Bruno told reporters both entering and leaving the courthouse Monday that he was “tired” but did not criticize the government for prosecuting him.
He has fought heart troubles and cancer.
Bruno was convicted of two felony counts of theft of “honest services” mail fraud in 2009 and sentenced to two years in prison.
The conviction was thrown out after the U.S. Supreme Court retooled the legal standards behind the honest services theft charge in Skilling v. United States, 130 U.S. 2896, in June 2010.
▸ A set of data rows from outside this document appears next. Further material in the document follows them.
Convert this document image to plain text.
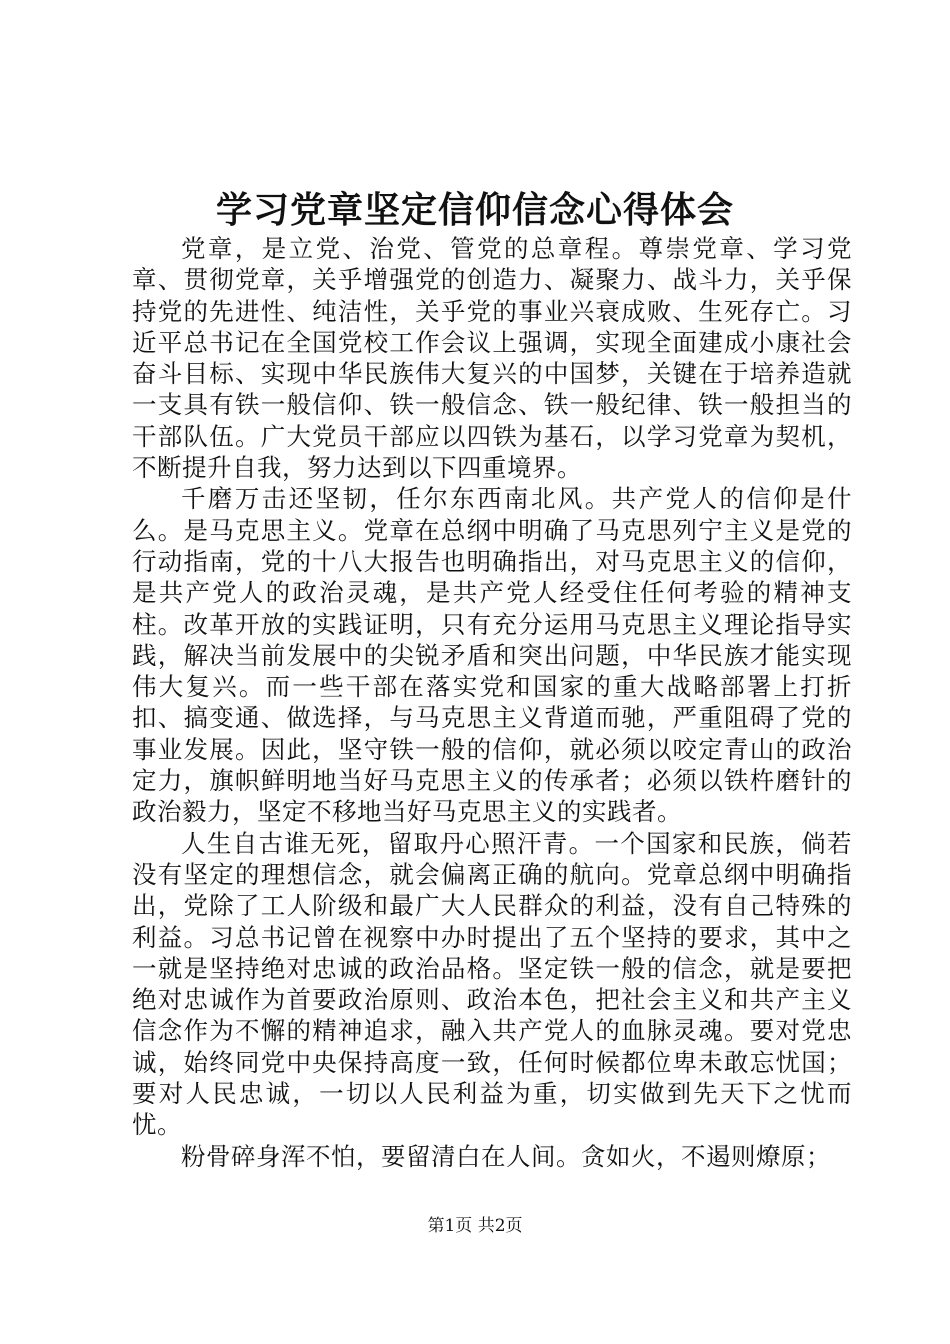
学习党章坚定信仰信念心得体会

党章，是立党、治党、管党的总章程。尊崇党章、学习党章、贯彻党章，关乎增强党的创造力、凝聚力、战斗力，关乎保持党的先进性、纯洁性，关乎党的事业兴衰成败、生死存亡。习近平总书记在全国党校工作会议上强调，实现全面建成小康社会奋斗目标、实现中华民族伟大复兴的中国梦，关键在于培养造就一支具有铁一般信仰、铁一般信念、铁一般纪律、铁一般担当的干部队伍。广大党员干部应以四铁为基石，以学习党章为契机，不断提升自我，努力达到以下四重境界。

千磨万击还坚韧，任尔东西南北风。共产党人的信仰是什么。是马克思主义。党章在总纲中明确了马克思列宁主义是党的行动指南，党的十八大报告也明确指出，对马克思主义的信仰，是共产党人的政治灵魂，是共产党人经受住任何考验的精神支柱。改革开放的实践证明，只有充分运用马克思主义理论指导实践，解决当前发展中的尖锐矛盾和突出问题，中华民族才能实现伟大复兴。而一些干部在落实党和国家的重大战略部署上打折扣、搞变通、做选择，与马克思主义背道而驰，严重阻碍了党的事业发展。因此，坚守铁一般的信仰，就必须以咬定青山的政治定力，旗帜鲜明地当好马克思主义的传承者；必须以铁杵磨针的政治毅力，坚定不移地当好马克思主义的实践者。

人生自古谁无死，留取丹心照汗青。一个国家和民族，倘若没有坚定的理想信念，就会偏离正确的航向。党章总纲中明确指出，党除了工人阶级和最广大人民群众的利益，没有自己特殊的利益。习总书记曾在视察中办时提出了五个坚持的要求，其中之一就是坚持绝对忠诚的政治品格。坚定铁一般的信念，就是要把绝对忠诚作为首要政治原则、政治本色，把社会主义和共产主义信念作为不懈的精神追求，融入共产党人的血脉灵魂。要对党忠诚，始终同党中央保持高度一致，任何时候都位卑未敢忘忧国；要对人民忠诚，一切以人民利益为重，切实做到先天下之忧而忧。

粉骨碎身浑不怕，要留清白在人间。贪如火，不遏则燎原；

第1页 共2页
Coombe told the jury that prosecutors will show that Bruno did receive a “quid pro quo” for his services on behalf of Abbruzzese in the form of the money on the horse sale and the $20,000-a-month fee for what she called Bruno’s “no show” consulting job.
Bruno did not testify at his first trial, and there was no indication whether he would take the stand this time.
Dreyer did say that former Gov. George Pataki might be called to explain how a $2.5 million state grant to Russell Sage College in Troy to provide laboratory space for Evident Technologies predated the Bruno-Abbruzzese consulting arrangement.